The key game-changer in how these new technologies can help users is that unlike the native fingerprint APIs on Android, FIDO2 biometric capabilities are available on the Web which means that the same credentials be used by both native apps and web services. The result is that users only need to register their fingerprint with a service once and the fingerprint will then work for both the native application and the web service.
Fingerprint Not Sent To Google’s Servers
Google is keen to point out that the FIDO2 design is extra-secure because it means that a user’s fingerprint is never sent to Google’s servers but is securely stored on the user’s device. Only a cryptographic proof that a user’s finger was scanned is actually sent to Google’s servers.
Try It Out
In order to try the new fingerprint system out, you will need a phone that’s running Android 7.0 (Nougat) or later, make sure that your personal Google Account is added to your Android device, and make sure that a valid screen lock is set up on your Android device.
Next, open the Chrome app on your Android device, go to https://passwords.google.com, choose a site to view or manage a saved password, and follow the instructions to confirm that it’s you trying signing in.
Google has provided more detailed instructions here: https://support.google.com/accounts/answer/9395014?p=screenlock-verif-blog&visit_id=637012128270413921-962899874&rd=1
Google says that this is just the start of the embracing of the FIDO2 standard and that more places will soon be able to accept local alternatives to passwords as an authentication mechanism for Google and Google Cloud services.
What Does This Mean For Your Business?
Not having to use a password but to be able to rely upon fingerprint (biometric) verification (or screen lock) instead should mean greater convenience and security for users of Google’s services, and should also reduce the risk to Google of having to face the results of breaches.
The development and wider use of the FIDO2 standard is, therefore, good news for businesses and consumers alike, particularly considering that Google (at 8% share) is one of the top 10 vendors that account for 70% of the world’s cloud infrastructure services market.
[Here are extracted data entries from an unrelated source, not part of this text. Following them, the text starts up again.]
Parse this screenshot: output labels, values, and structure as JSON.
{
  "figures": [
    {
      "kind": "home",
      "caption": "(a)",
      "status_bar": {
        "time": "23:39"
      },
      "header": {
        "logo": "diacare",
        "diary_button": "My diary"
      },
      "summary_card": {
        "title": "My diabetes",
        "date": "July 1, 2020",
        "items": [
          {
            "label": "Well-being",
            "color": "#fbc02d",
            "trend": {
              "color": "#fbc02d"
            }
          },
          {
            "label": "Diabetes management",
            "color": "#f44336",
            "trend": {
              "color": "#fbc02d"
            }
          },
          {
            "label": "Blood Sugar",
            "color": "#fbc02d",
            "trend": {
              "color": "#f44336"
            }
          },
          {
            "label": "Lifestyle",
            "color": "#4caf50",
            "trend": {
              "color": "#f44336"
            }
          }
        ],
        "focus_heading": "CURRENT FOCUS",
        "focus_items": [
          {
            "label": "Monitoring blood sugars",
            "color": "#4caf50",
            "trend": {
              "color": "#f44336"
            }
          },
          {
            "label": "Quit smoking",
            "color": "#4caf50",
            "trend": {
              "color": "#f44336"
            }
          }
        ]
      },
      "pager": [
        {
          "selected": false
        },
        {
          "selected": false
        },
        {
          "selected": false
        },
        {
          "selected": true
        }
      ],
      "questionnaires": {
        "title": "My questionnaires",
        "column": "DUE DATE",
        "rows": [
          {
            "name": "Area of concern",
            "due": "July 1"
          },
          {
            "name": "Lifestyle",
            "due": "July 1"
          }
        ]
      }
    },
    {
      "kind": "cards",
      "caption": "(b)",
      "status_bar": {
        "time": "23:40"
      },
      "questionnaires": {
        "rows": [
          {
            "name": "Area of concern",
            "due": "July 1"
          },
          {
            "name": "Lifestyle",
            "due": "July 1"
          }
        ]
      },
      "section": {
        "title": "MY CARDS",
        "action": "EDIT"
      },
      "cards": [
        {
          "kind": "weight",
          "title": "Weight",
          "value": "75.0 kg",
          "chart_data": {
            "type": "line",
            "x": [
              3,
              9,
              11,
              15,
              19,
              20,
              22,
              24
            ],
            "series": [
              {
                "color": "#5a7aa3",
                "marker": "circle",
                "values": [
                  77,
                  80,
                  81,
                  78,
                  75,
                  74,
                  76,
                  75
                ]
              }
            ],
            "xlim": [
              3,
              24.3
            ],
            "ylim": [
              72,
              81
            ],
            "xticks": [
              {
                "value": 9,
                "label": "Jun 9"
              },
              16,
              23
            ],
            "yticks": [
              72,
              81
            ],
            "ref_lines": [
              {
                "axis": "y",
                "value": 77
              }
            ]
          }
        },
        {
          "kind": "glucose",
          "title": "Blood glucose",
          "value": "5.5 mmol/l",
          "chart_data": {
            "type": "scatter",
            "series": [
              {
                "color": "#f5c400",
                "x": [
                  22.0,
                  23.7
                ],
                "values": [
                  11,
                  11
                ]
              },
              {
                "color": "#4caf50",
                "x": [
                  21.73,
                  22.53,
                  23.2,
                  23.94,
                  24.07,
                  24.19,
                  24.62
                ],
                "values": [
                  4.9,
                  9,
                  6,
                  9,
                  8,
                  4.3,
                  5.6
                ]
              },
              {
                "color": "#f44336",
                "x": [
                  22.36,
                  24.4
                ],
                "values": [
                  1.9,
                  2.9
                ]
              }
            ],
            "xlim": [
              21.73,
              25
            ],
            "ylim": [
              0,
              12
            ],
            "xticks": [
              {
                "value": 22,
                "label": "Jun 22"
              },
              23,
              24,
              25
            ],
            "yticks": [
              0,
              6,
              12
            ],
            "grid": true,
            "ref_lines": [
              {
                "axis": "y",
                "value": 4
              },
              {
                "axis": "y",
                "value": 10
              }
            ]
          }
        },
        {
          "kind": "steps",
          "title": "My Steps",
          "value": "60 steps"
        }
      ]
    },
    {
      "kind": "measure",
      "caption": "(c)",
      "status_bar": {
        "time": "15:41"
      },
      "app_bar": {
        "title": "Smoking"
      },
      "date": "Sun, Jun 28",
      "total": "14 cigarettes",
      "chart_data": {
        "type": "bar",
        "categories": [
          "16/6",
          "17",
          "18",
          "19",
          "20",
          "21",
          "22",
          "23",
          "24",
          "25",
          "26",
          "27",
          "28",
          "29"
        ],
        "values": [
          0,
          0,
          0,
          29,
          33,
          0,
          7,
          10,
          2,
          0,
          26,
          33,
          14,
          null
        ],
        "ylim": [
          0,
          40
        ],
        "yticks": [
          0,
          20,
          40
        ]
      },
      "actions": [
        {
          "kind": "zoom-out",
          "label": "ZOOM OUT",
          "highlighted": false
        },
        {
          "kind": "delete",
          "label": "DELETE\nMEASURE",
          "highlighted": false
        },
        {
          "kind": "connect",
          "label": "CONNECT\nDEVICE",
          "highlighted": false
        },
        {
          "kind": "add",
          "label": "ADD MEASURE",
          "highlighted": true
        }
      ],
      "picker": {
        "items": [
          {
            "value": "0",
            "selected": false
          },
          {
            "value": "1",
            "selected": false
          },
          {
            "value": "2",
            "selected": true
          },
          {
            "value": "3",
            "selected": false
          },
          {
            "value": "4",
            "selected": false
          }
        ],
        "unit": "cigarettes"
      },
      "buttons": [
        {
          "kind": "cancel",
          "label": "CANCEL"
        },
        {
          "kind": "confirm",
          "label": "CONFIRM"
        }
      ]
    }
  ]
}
Back in May, Microsoft’s Corporate Vice President and Chief Information Officer Bret Arsenault signalled (in a CBNC interview) that Microsoft was looking also to move away from passwords on their own as a means of authentication towards (biometrics) and a “passwordless future”. For example, 90% of Microsoft’s 135,000 workforce can now log into the company’s corporate network without using passwords but instead using biometric technology such as facial recognition and fingerprint scanning via apps such as ‘Windows Hello’ and the ‘Authenticator’ app.